A senior official in the Russian Baltic enclave of Kaliningrad has been arrested and accused of spying for neighbouring Lithuania.
The Russian Federal Security Service (FSB) named the suspect as Vasily Khitryuk, a local prison official.
It said he was caught with electronic recording devices containing military secrets.
Lithuanian Prime Minister Gediminas Kirkilas denied his country had been engaged in espionage against Russia.
Mr Khitryuk had allegedly been caught with secret military information about both the Baltic fleet and the Russian army in the enclave of Kaliningrad, a spokesman for the FSB told the BBC.
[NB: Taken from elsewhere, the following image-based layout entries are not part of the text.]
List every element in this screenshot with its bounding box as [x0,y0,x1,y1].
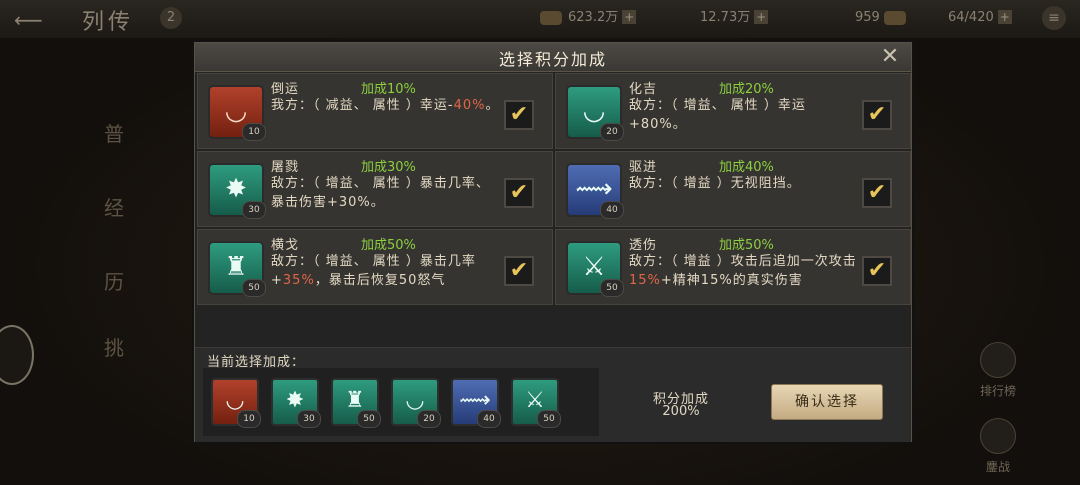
battle-label: 鏖战 [985,460,1010,474]
checkbox[interactable]: ✔ [862,256,892,286]
horn-icon: ◡ 20 [566,85,624,141]
bonus-percent: 加成50% [361,238,416,253]
bonus-name: 透伤 [629,238,658,253]
stamina-resource: 64/420 + [948,8,1012,28]
selection-panel: 当前选择加成： ◡ 10 ✸ 30 ♜ 50 ◡ 20 ⟿ 40 ⚔ 50 积分加成 20… [195,347,911,442]
top-bar: ⟵ 列传 2 623.2万 + 12.73万 + 959 64/420 + ≡ [0,0,1080,38]
checkbox[interactable]: ✔ [504,256,534,286]
selected-bonus-row: ◡ 10 ✸ 30 ♜ 50 ◡ 20 ⟿ 40 ⚔ 50 [203,368,599,436]
score-bonus-value: 200% [662,404,700,419]
add-gold-button[interactable]: + [622,10,637,24]
level-badge: 50 [600,279,624,297]
bonus-name: 横戈 [271,238,300,253]
crossed-swords-icon [980,418,1016,454]
selected-burst-icon[interactable]: ✸ 30 [271,378,321,428]
level-badge: 40 [600,201,624,219]
gem-resource: 959 [855,8,912,28]
level-badge: 40 [477,410,501,428]
checkbox[interactable]: ✔ [504,178,534,208]
bonus-card[interactable]: ✸ 30 屠戮 加成30% 敌方：（ 增益、 属性 ）暴击几率、暴击伤害+30%… [197,151,553,227]
left-nav-item-3[interactable]: 历 [104,266,124,295]
gold-value: 623.2万 [568,10,619,25]
bonus-description: 敌方：（ 增益、 属性 ）暴击几率、暴击伤害+30%。 [271,176,490,210]
confirm-button[interactable]: 确认选择 [771,384,883,420]
page-title: 列传 [82,10,135,35]
selected-horn-icon[interactable]: ◡ 10 [211,378,261,428]
runner-icon: ⟿ 40 [566,163,624,219]
bonus-select-dialog: 选择积分加成 ✕ ◡ 10 倒运 加成10% 我方：（ 减益、 属性 ）幸运-4… [194,42,912,442]
checkbox[interactable]: ✔ [862,178,892,208]
warrior-icon: ♜ 50 [208,241,266,297]
selected-runner-icon[interactable]: ⟿ 40 [451,378,501,428]
level-badge: 30 [242,201,266,219]
bonus-card[interactable]: ◡ 20 化吉 加成20% 敌方：（ 增益、 属性 ）幸运+80%。 ✔ [555,73,911,149]
close-icon[interactable]: ✕ [873,44,907,70]
left-nav-item-1[interactable]: 普 [104,118,124,147]
battle-button[interactable]: 鏖战 [968,418,1028,475]
bonus-description: 敌方：（ 增益 ）攻击后追加一次攻击15%+精神15%的真实伤害 [629,254,857,288]
bonus-card[interactable]: ⟿ 40 驱进 加成40% 敌方：（ 增益 ）无视阻挡。 ✔ [555,151,911,227]
horn-icon: ◡ 10 [208,85,266,141]
bonus-name: 倒运 [271,82,300,97]
burst-icon: ✸ 30 [208,163,266,219]
ranking-button[interactable]: 排行榜 [968,342,1028,399]
level-badge: 30 [297,410,321,428]
dialog-header: 选择积分加成 ✕ [195,43,911,72]
add-stamina-button[interactable]: + [997,10,1012,24]
bonus-card[interactable]: ♜ 50 横戈 加成50% 敌方：（ 增益、 属性 ）暴击几率+35%，暴击后恢… [197,229,553,305]
bonus-percent: 加成30% [361,160,416,175]
checkbox[interactable]: ✔ [504,100,534,130]
silver-value: 12.73万 [700,10,751,25]
level-badge: 10 [242,123,266,141]
bonus-name: 化吉 [629,82,658,97]
bonus-percent: 加成40% [719,160,774,175]
bonus-name: 屠戮 [271,160,300,175]
checkbox[interactable]: ✔ [862,100,892,130]
sword-icon: ⚔ 50 [566,241,624,297]
menu-button[interactable]: ≡ [1042,6,1066,30]
back-arrow-icon[interactable]: ⟵ [14,8,64,32]
level-badge: 50 [242,279,266,297]
level-badge: 50 [537,410,561,428]
left-nav-item-4[interactable]: 挑 [104,332,124,361]
bonus-name: 驱进 [629,160,658,175]
selected-sword-icon[interactable]: ⚔ 50 [511,378,561,428]
bonus-percent: 加成20% [719,82,774,97]
bonus-percent: 加成50% [719,238,774,253]
level-badge: 10 [237,410,261,428]
dialog-title: 选择积分加成 [498,50,607,69]
page-number-badge: 2 [160,7,182,29]
bonus-card[interactable]: ⚔ 50 透伤 加成50% 敌方：（ 增益 ）攻击后追加一次攻击15%+精神15… [555,229,911,305]
bonus-percent: 加成10% [361,82,416,97]
level-badge: 50 [357,410,381,428]
gem-value: 959 [855,10,880,25]
selected-horn-icon[interactable]: ◡ 20 [391,378,441,428]
level-badge: 20 [600,123,624,141]
ranking-label: 排行榜 [979,384,1016,398]
bonus-card[interactable]: ◡ 10 倒运 加成10% 我方：（ 减益、 属性 ）幸运-40%。 ✔ [197,73,553,149]
silver-resource: 12.73万 + [700,8,769,28]
bonus-description: 我方：（ 减益、 属性 ）幸运-40%。 [271,98,500,113]
bonus-description: 敌方：（ 增益、 属性 ）幸运+80%。 [629,98,806,132]
gold-resource: 623.2万 + [540,8,637,28]
level-badge: 20 [417,410,441,428]
bonus-description: 敌方：（ 增益 ）无视阻挡。 [629,176,801,191]
left-nav-item-2[interactable]: 经 [104,192,124,221]
add-silver-button[interactable]: + [754,10,769,24]
ranking-icon [980,342,1016,378]
gem-icon [883,10,906,25]
bonus-description: 敌方：（ 增益、 属性 ）暴击几率+35%，暴击后恢复50怒气 [271,254,476,288]
gold-icon [540,10,562,25]
selected-warrior-icon[interactable]: ♜ 50 [331,378,381,428]
stamina-value: 64/420 [948,10,994,25]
The officer, who worked in the local prison service, allegedly had electronic devices containing details of the location and combat readiness of the navy and troops.
He is accused of collecting the information from friends and colleagues in the Russian military and other security services, the BBC's Richard Galpin reports from Moscow.
It is alleged he had been handing sensitive information to Lithuania for a long time.
Kaliningrad lies on the Baltic Sea coast and is entirely surrounded by Lithuania and Poland - both members of Nato and the EU. The port is strategically very important for Russia.
Relations were already tense between Russia and Lithuania, our correspondent says.
Earlier this month, the Lithuanian authorities expelled a senior Russian diplomat from Vilnius, just the latest in a series of expulsions in recent years over allegations of spying.